I hope you find answers soon.


----------



## COGypsy (Aug 12, 2010)

Bipolar isn't a pass and it doesn't justify or excuse repeated poor behavior.

He knows what he's doing. He knows it's wrong. He just hasn't had any consequences bad enough to stop doing it. It sounds like what he's doing is just enough to keep you around without having to give up the excitement and thrill of his high-risk behavior.

If you stay together, you have to protect yourself. Safe sex. Every time. STD tests regularly, for you at least, for you both ideally. Is he on meds? Taking them? And for heaven's sake don't marry him until you see some real, sustained change in his behavior. As it stands, you don't have any reason to believe that he's not any less of a ***** than the ones he's been chasing...


----------



## lisab0105 (Oct 26, 2011)

Thankfully, I really don't get rages from him. His meds definitely help with that aspect. There has been some adjustments made in the last month when all of these things really started to take place and I am wondering if that has some to do with the most recent deceptions. No excuse, but unfortunately, he does have some chemical imbalances that are a factor. 

The weird thing is that he is a sex addict that is addicted to sex with everything that walks and has a vagina..except for me. He insists he enjoys our sex life...but so far we have gone two weeks and nothing. I have tried and he turns me down cold. 

He loves porn and he loves looking for women on craigslist for repeated hook-ups (I don't think he has actually acted on this yet)...but he just doesn't have the same need for me as he does for them. It kills me because I want him and adore him so much. 

I mean, I am pregnant..but still fully functional sex wise dammit! Why can't they be happy having sex with the woman that loves them instead of the nasty *****s that don't give a damn about them?


----------



## Jellybeans (Mar 8, 2011)

How long have u been dating this guy for? U already know what he's about so if u stay with him u can expect more of this. Get tested for STDS. Why would u want to be w someone who has no respect for u and resents u for keeping the pregnancy and later blames said pregnancy on the reason why he fcked someone else? He never wanted u to have his child n wanted u to abort. If u still can't see hum for what he is then u have much bigger problems.
_Posted via Mobile Device_


----------



## Jellybeans (Mar 8, 2011)

It sounds like u have low self esteem if u want to be w someone who treats u the way he does. You deserve better.
_Posted via Mobile Device_


----------



## lisab0105 (Oct 26, 2011)

I promise you, it really isn't about low self-esteem. 

It's that I am truly in love with this person and having a hard time coping with the fact that I love someone that treats me this way. I believe in for better or worse, good times and bad. We may not be married yet, but I believe those words already. I know that relationships can overcome these kind of obsticles...I am just hoping mine is one of them. 

But I could just be fooling myself..who knows. 

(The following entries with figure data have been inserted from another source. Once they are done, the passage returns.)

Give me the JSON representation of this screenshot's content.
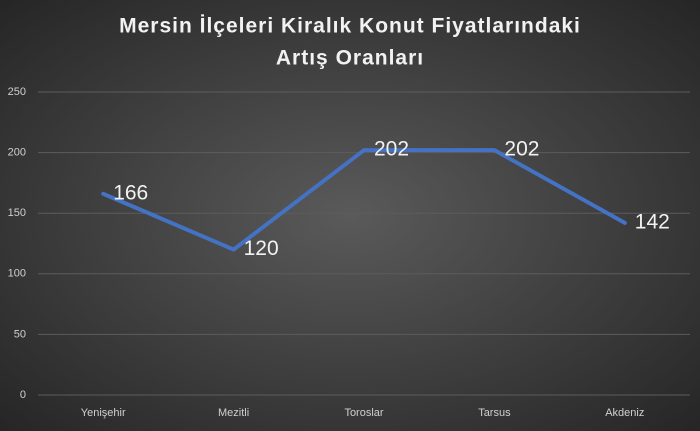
{
  "chart_data": {
    "type": "line",
    "title": [
      "Mersin İlçeleri Kiralık Konut Fiyatlarındaki",
      "Artış Oranları"
    ],
    "categories": [
      "Yenişehir",
      "Mezitli",
      "Toroslar",
      "Tarsus",
      "Akdeniz"
    ],
    "values": [
      166,
      120,
      202,
      202,
      142
    ],
    "color": "#4472c4",
    "ylim": [
      0,
      250
    ],
    "yticks": [
      0,
      50,
      100,
      150,
      200,
      250
    ],
    "grid": true,
    "data_labels": true
  }
}
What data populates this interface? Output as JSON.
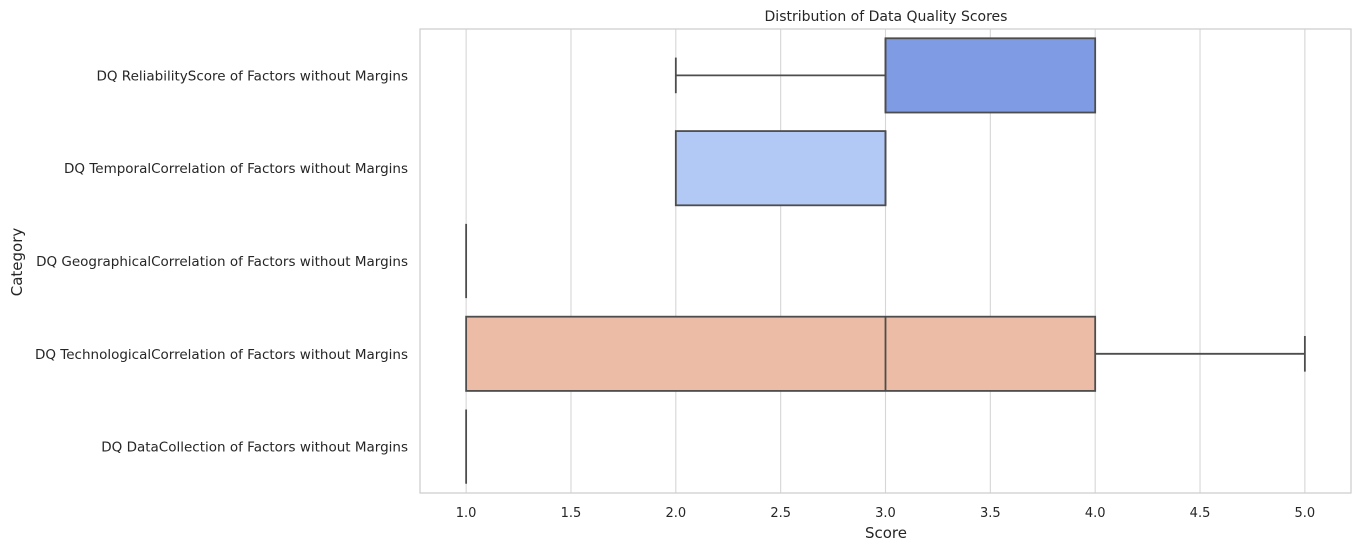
{
  "chart_data": {
    "type": "box",
    "orientation": "horizontal",
    "title": "Distribution of Data Quality Scores",
    "xlabel": "Score",
    "ylabel": "Category",
    "xlim": [
      0.78,
      5.22
    ],
    "xticks": [
      1.0,
      1.5,
      2.0,
      2.5,
      3.0,
      3.5,
      4.0,
      4.5,
      5.0
    ],
    "xtick_labels": [
      "1.0",
      "1.5",
      "2.0",
      "2.5",
      "3.0",
      "3.5",
      "4.0",
      "4.5",
      "5.0"
    ],
    "grid": true,
    "categories": [
      "DQ ReliabilityScore of Factors without Margins",
      "DQ TemporalCorrelation of Factors without Margins",
      "DQ GeographicalCorrelation of Factors without Margins",
      "DQ TechnologicalCorrelation of Factors without Margins",
      "DQ DataCollection of Factors without Margins"
    ],
    "boxes": [
      {
        "min": 2,
        "q1": 3,
        "median": 3,
        "q3": 4,
        "max": 4,
        "color": "#7f9be4"
      },
      {
        "min": 2,
        "q1": 2,
        "median": 3,
        "q3": 3,
        "max": 3,
        "color": "#b3c9f5"
      },
      {
        "min": 1,
        "q1": 1,
        "median": 1,
        "q3": 1,
        "max": 1,
        "color": "#dddcdb"
      },
      {
        "min": 1,
        "q1": 1,
        "median": 3,
        "q3": 4,
        "max": 5,
        "color": "#ecbca6"
      },
      {
        "min": 1,
        "q1": 1,
        "median": 1,
        "q3": 1,
        "max": 1,
        "color": "#f39a7e"
      }
    ]
  }
}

He loves this baby and has said how happy he is that I fought for her.


----------



## lisab0105 (Oct 26, 2011)

And being pregnant, I have been tested for every STD known to man .


----------



## Jellybeans (Mar 8, 2011)

How long have u been with him?
_Posted via Mobile Device_


----------



## COGypsy (Aug 12, 2010)

lisab0105 said:


> Thankfully, I really don't get rages from him. His meds definitely help with that aspect. There has been some adjustments made in the last month when all of these things really started to take place and I am wondering if that has some to do with the most recent deceptions. No excuse, but unfortunately, he does have some chemical imbalances that are a factor.
> 
> The weird thing is that he is a sex addict that is addicted to sex with everything that walks and has a vagina..except for me. He insists he enjoys our sex life...but so far we have gone two weeks and nothing. I have tried and he turns me down cold.
> 
> ...


Because it's not the sex. It's the risk, the chance of getting caught, the excitement of "conquering" someone new, the validation of someone wanting them....

You aren't a risk, you aren't "new", it's just not the same. From the standpoint of feeding his addiction, it's like wanting Tabasco and getting vanilla pudding.


----------



## lisab0105 (Oct 26, 2011)

We have been together a year...


----------



## Jellybeans (Mar 8, 2011)

That is a lot of drama for a year. I'm hard pressed to tell u that if so much has occurred in such a short amount of time...its only going to get worse. Marriage doesn't make problems go away. Neither do babies. Did he tell you he has an "urge where he needs to spread his seed?"
_Posted via Mobile Device_


----------



## lisab0105 (Oct 26, 2011)

I know marriage isn't a fix it..we were engaged before all this nonesend came to light. 

He said he just has this insane need to screw anyone that moves. 

He says he hasn't acted on it..which I think is true, but not for his lack of trying. Which is just so damn sad to say.


----------



## Jellybeans (Mar 8, 2011)

lisab0105 said:


> I know marriage isn't a fix it..we were engaged before all this nonesend came to light.
> 
> He said he just has this insane need to screw anyone that moves.
> 
> He says he hasn't acted on it..which I think is true, but not for his lack of trying. Which is just so damn sad to say.


 but he did cheat on you...he confessed. U are setting urself up for a lot of heartache.
_Posted via Mobile Device_


----------



## desert-rose (Aug 16, 2011)

I'm so sorry to hear about what you're going through. It sounds awful.

I'm also really sorry to sound so blunt, but, your relationship is going to be a very very rocky road. If you're not sure you're strong enough for it, you probably should not pursue this relationship because it will be harder than you can imagine to go through this.

If you're not even married yet, just imagine how much more your problems will be compounded once you are married with a baby around. 

I know you love him, but he sounds like he is no good for you. Consider letting him go before your life becomes even more difficult.

I wish you a lot of luck. Again, I'm so sorry you're having to face this.


----------